Biblioteca:Teocrito, Idilli, XXIII - L'innamorato

Un uomo amava appassionatamente
un ragazzo che aveva il cuore duro,
bello d'aspetto, non così nei modi.
Non poteva soffrire chi l'amava
e non aveva nulla di cortese,
era all'oscuro d'Eros: non sapeva
quale dio fosse e che potenza avesse
con l'arco in mano e quanto amare frecce
scagliasse contro il cuore. Sempre duro,
nelle parole come nei rapporti,
non offriva agli ardori alcun sollievo,
non un guizzo del labbro, non un lampo
lucido dello sguardo né un rossore
né una parola, un bacio ad alleviare
l'amore. Come guarda con sospetto
i cacciatori dentro la foresta
una bestia feroce, in egual modo
si comportava sempre con quell'uomo,
con le labbra crudeli e dentro gli occhi
un duro sguardo di necessità.
Si trasformava in volto per la bile,
perdeva il colorito della pelle
che aveva prima, ma restava bello
anche così.
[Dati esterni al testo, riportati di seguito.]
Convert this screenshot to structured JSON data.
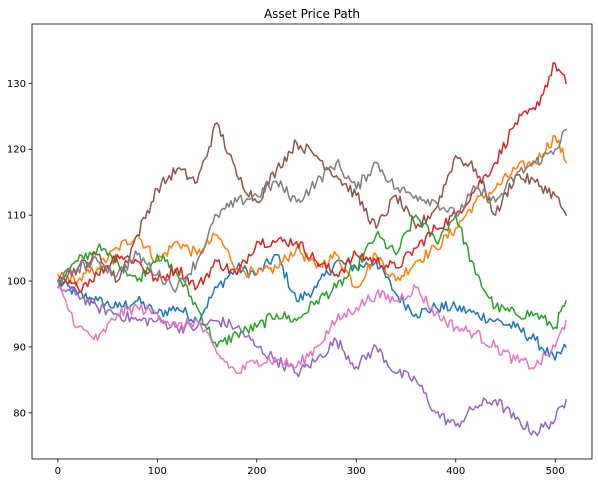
{
  "chart_data": {
    "type": "line",
    "title": "Asset Price Path",
    "xlabel": "",
    "ylabel": "",
    "xlim": [
      -26,
      537
    ],
    "ylim": [
      73,
      139
    ],
    "x_ticks": [
      0,
      100,
      200,
      300,
      400,
      500
    ],
    "x_tick_labels": [
      "0",
      "100",
      "200",
      "300",
      "400",
      "500"
    ],
    "y_ticks": [
      80,
      90,
      100,
      110,
      120,
      130
    ],
    "y_tick_labels": [
      "80",
      "90",
      "100",
      "110",
      "120",
      "130"
    ],
    "grid": false,
    "legend": false,
    "x_points": [
      0,
      20,
      40,
      60,
      80,
      100,
      120,
      140,
      160,
      180,
      200,
      220,
      240,
      260,
      280,
      300,
      320,
      340,
      360,
      380,
      400,
      420,
      440,
      460,
      480,
      500,
      511
    ],
    "series": [
      {
        "color": "#1f77b4",
        "values": [
          100,
          98,
          97,
          96,
          97,
          95,
          96,
          94,
          99,
          102,
          101,
          104,
          97,
          99,
          103,
          102,
          103,
          98,
          95,
          96,
          96,
          95,
          94,
          93,
          91,
          88,
          90
        ]
      },
      {
        "color": "#ff7f0e",
        "values": [
          101,
          100,
          102,
          105,
          107,
          103,
          106,
          104,
          107,
          102,
          101,
          102,
          105,
          102,
          104,
          99,
          104,
          100,
          103,
          105,
          108,
          112,
          114,
          117,
          118,
          122,
          118
        ]
      },
      {
        "color": "#2ca02c",
        "values": [
          100,
          103,
          105,
          103,
          100,
          104,
          101,
          96,
          90,
          92,
          93,
          95,
          94,
          97,
          99,
          102,
          107,
          104,
          110,
          106,
          110,
          101,
          96,
          95,
          95,
          93,
          97
        ]
      },
      {
        "color": "#d62728",
        "values": [
          100,
          99,
          101,
          104,
          103,
          100,
          102,
          99,
          103,
          101,
          106,
          106,
          106,
          103,
          101,
          104,
          103,
          102,
          105,
          108,
          110,
          114,
          118,
          124,
          126,
          133,
          130
        ]
      },
      {
        "color": "#9467bd",
        "values": [
          99,
          98,
          96,
          95,
          94,
          94,
          93,
          93,
          94,
          93,
          90,
          88,
          86,
          88,
          91,
          87,
          90,
          86,
          85,
          80,
          78,
          81,
          82,
          79,
          77,
          79,
          82
        ]
      },
      {
        "color": "#8c564b",
        "values": [
          100,
          102,
          104,
          100,
          107,
          114,
          117,
          115,
          124,
          116,
          112,
          117,
          121,
          119,
          116,
          113,
          108,
          113,
          108,
          111,
          119,
          117,
          110,
          116,
          115,
          113,
          110
        ]
      },
      {
        "color": "#e377c2",
        "values": [
          99,
          93,
          91,
          95,
          96,
          95,
          93,
          94,
          89,
          86,
          88,
          88,
          87,
          90,
          94,
          96,
          98,
          97,
          99,
          95,
          93,
          92,
          90,
          88,
          87,
          90,
          94
        ]
      },
      {
        "color": "#7f7f7f",
        "values": [
          100,
          102,
          103,
          101,
          104,
          101,
          99,
          103,
          110,
          112,
          113,
          115,
          112,
          115,
          118,
          114,
          118,
          114,
          113,
          112,
          110,
          114,
          112,
          116,
          118,
          120,
          123
        ]
      }
    ]
  }
}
Di fronte a quella rabbia
l'amante si eccitava ancor di più.
Non sopportò alla fine un tale fuoco
di Citerea, ma se ne andava a piangere
alla casa di chi l'aveva in odio.
Baciò la porta, mentre si levava
la sua voce così: Ragazzo fiero
e pieno d'odio, cucciolo allevato
da una leonessa perfida, ragazzo
fatto di pietra e indegno dell'amore,
questo è l'ultimo dono che ti porto:
il mio nodo scorsoio. Non desidero
che ti affliggi, fanciullo, nel vedermi;
dove mi condannasti me ne vado,
dove, a quanto si dice, c'è il rimedio
comune a quanti sono innamorati,
là dove si dimentica. Ma pure
se la dimenticanza la succhiassi,
con le mie labbra tutta, non potrei
estinguere nemmeno in questo modo
il desiderio. Adesso dico addio
alla tua porta. So cosa mi aspetta.
Bella è la rosa, ma la sciupa il tempo,
bella la viola nella primavera,
eppure presto invecchia [bianco è il giglio
ma diventa appassito quando cade,
anche la neve è bianca, ma si scioglie
appena gela.] È bella la bellezza
della giovane età, ma dura poco.
Il momento verrà pure per te
della passione, quando piangerai,
col cuore in fiamme, lacrime salate.
Ma tu, ragazzo, ancora fa' per me
quest'ultimo favore: quando uscendo
vedrai quest'infelice penzolare
sulla tua porta, non l'oltrepassare,
fèrmati, piangi un attimo e poi scioglilo,
versando qualche lacrima, dal laccio.
Còprimi con le vesti che avrai tolte
dalle tue membra, fàmmici sparire,
dàmmi l'ultimo bacio; anche se morto
dammi la gioia delle labbra tue.
E non temere: non ti posso nuocere
dopo avermi baciato te ne andrai.
Scava per me un sepolcro che nasconda
questo mio amore e mentre ti allontani
grida tre volte: "Caro, dormi in pace!"
ed aggiungi, se vuoi: "Perse la vita
l'amico mio eccellente". Sul tuo muro
queste lettere incido, falle scrivere:
"moriva per amore chi sta qui,
viandante, non passare avanti, fèrmati,
e di' così: l'amico era crudele".
Disse questo e dal muro rovinato
tirava un sasso fino a mezza soglia,
un sasso spaventoso e vi legava
a penzolare una leggera fune
e si gettava il cappio intorno al collo.
Dette un calcio all'appoggio e fu sospeso:
cadavere. Poi l'altro aprì la porta
e vide il morto appeso sul portone
di casa sua. Non si turbò, non pianse
per quella morte occorsa di recente,
ma tutte le sue vesti di ragazzo
contaminò al contatto col cadavere.
Se ne andava alle gare del ginnasio
pensando, imperturbabile, al suo bagno;
giunse vicino al dio che aveva offeso
e dal bordo di pietra saltò in acqua.
Ma dall'alto volò pure la statua
uccidendo il malvagio giovinetto.
L'acqua divenne rossa: vi aleggiava,
galleggiando, la voce del ragazzo:
"Rallegratevi tutti voi che amate,
chi odiava ebbe la morte e voi che odiate,
portate amore: il dio sa far giustizia".